Eight questions every executive should be able to answer about the AI their company is about to sign off on.
A working list, distilled from boardroom conversations. None of them require technical expertise; all of them reveal whether the programme is ready to be signed.
This assessment helps Boards make smart decisions on their journey to the summit of AI exploitation and exploration, without creating unmanaged risk.
Answer each statement with YES or NO.
We have approved an AI governance policy that defines what AI may and may not be used for across the organisation.
We know which AI systems, tools, vendors, and shadow AI use cases are active in the organisation, and each has a named owner.
We have assigned clear executive accountability for AI, including decision rights between the Board, CEO, CIO, CISO, legal, privacy, and business leaders.
Every new AI use case goes through a formal intake and approval process that considers value, risk, legal obligations, privacy, security, and human oversight.
We assess and treat AI risks within an agreed risk appetite, including bias, privacy, security, regulatory exposure, operational failure, and reputational impact.
We can demonstrate compliance with relevant AI laws and regulations, including evidence for audits, supplier obligations, and high-risk AI use cases.
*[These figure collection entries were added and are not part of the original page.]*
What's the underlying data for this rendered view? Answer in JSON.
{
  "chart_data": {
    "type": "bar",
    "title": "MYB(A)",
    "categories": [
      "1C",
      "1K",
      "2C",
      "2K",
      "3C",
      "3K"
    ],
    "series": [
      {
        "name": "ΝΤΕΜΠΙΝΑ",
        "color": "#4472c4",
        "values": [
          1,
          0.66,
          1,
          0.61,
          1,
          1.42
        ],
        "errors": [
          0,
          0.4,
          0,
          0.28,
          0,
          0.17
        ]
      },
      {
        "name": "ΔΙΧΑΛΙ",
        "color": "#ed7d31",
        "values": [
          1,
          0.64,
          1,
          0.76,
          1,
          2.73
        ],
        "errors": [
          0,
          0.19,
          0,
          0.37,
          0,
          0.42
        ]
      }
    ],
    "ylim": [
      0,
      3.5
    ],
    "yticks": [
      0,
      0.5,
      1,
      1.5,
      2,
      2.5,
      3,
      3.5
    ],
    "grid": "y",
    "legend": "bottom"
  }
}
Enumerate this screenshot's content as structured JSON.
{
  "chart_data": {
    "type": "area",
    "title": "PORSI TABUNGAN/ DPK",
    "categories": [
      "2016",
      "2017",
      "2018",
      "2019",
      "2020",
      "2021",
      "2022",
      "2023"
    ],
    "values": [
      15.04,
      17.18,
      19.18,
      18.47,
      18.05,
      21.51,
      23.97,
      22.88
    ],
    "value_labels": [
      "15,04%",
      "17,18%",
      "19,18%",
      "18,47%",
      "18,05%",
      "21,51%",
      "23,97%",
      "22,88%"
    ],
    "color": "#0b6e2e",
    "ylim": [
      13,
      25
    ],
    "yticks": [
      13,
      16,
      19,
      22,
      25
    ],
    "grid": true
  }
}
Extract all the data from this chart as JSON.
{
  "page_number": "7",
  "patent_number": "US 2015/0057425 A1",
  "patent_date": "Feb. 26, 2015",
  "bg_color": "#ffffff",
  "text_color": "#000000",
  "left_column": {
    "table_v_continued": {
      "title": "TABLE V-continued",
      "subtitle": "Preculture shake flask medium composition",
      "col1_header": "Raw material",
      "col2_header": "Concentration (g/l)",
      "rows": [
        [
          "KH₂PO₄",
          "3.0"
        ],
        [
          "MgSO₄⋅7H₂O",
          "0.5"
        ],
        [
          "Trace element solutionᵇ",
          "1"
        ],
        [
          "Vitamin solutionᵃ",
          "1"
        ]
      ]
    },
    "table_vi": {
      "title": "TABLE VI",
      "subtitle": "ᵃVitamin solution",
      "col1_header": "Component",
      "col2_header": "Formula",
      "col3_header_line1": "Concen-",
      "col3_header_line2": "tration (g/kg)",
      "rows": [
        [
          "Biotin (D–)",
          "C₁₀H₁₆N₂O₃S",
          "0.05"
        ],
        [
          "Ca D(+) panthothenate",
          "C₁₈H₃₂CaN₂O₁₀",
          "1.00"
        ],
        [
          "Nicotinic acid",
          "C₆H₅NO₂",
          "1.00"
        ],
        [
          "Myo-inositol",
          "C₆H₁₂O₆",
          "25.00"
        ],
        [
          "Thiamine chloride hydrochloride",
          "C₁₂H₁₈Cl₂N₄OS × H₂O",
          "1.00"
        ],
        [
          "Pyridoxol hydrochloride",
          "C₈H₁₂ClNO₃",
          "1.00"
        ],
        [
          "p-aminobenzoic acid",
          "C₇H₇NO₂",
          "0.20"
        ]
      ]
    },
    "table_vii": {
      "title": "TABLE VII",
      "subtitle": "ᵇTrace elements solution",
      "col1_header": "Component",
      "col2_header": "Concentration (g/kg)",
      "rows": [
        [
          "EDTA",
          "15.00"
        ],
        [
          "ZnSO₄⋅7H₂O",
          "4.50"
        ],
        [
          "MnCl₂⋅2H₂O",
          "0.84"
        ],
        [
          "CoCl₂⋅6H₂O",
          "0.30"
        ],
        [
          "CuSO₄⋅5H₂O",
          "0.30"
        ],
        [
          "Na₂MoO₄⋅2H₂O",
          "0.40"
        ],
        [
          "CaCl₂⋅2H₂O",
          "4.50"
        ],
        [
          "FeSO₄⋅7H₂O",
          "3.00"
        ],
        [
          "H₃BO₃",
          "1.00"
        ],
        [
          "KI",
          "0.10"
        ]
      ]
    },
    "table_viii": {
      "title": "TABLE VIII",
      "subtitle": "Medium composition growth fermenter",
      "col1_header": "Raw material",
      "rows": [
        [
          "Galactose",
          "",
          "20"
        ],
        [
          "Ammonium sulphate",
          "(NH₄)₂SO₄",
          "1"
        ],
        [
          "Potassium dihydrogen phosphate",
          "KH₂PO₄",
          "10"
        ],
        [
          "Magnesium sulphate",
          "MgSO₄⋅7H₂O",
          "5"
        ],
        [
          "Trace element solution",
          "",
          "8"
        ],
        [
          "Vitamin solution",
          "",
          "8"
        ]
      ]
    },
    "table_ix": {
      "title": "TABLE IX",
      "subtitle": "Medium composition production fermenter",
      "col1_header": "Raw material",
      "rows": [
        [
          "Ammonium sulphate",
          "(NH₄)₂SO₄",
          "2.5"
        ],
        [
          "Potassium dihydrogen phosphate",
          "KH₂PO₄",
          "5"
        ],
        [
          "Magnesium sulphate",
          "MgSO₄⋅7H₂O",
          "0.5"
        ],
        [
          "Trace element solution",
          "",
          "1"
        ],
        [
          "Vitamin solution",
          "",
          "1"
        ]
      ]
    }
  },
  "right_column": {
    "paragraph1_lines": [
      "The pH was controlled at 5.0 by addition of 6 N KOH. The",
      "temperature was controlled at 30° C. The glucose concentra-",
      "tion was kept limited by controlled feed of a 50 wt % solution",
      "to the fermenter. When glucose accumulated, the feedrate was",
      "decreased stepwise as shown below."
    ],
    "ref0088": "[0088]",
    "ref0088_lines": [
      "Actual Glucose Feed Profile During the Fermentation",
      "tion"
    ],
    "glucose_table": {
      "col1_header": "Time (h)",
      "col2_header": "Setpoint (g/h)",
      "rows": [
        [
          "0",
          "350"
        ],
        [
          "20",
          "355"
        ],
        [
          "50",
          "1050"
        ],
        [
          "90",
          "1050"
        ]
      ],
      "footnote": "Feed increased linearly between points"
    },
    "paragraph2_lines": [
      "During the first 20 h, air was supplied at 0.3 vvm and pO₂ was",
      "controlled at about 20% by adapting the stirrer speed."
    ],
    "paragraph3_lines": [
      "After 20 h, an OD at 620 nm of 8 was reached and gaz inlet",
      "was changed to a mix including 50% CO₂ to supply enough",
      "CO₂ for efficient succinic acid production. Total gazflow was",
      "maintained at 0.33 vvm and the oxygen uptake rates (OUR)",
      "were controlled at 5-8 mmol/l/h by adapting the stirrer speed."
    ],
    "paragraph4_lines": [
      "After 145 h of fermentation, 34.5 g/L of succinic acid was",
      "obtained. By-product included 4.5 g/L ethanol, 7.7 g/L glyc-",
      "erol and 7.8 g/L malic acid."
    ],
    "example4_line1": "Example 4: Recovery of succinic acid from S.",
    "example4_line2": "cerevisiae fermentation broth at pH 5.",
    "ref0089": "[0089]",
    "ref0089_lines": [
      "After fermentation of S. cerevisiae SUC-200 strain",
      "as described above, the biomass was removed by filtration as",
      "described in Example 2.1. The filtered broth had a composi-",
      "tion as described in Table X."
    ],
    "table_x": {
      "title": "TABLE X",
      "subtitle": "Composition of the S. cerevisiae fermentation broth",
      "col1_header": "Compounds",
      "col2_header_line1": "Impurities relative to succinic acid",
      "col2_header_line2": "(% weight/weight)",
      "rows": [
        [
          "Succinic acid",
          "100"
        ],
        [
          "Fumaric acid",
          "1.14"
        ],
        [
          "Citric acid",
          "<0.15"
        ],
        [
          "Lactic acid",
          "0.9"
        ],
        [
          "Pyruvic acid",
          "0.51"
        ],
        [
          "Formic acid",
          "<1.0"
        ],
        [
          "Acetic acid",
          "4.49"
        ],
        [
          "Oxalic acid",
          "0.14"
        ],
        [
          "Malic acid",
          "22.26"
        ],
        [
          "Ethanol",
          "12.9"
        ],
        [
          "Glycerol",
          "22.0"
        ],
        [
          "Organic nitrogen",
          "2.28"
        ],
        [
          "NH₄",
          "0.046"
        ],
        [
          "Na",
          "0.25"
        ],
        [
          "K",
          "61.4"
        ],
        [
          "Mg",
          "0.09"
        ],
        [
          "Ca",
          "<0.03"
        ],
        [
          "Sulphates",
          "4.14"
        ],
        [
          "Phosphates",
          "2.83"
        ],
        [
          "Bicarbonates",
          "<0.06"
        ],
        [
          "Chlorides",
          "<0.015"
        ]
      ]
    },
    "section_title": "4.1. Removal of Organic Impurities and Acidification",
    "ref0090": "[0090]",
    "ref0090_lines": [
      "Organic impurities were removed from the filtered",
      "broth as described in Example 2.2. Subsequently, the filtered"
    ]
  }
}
We continuously monitor critical AI systems for performance, misuse, incidents, data leakage, access violations, and changes in risk.
We have trained Board members, executives, AI users, and technical teams on their responsibilities so AI is used safely, ethically, and effectively.
These eight statements condense the maturity themes from the AI Capability Maturity Model: governance, accountability, inventory, approval, risk treatment, compliance, monitoring, and training.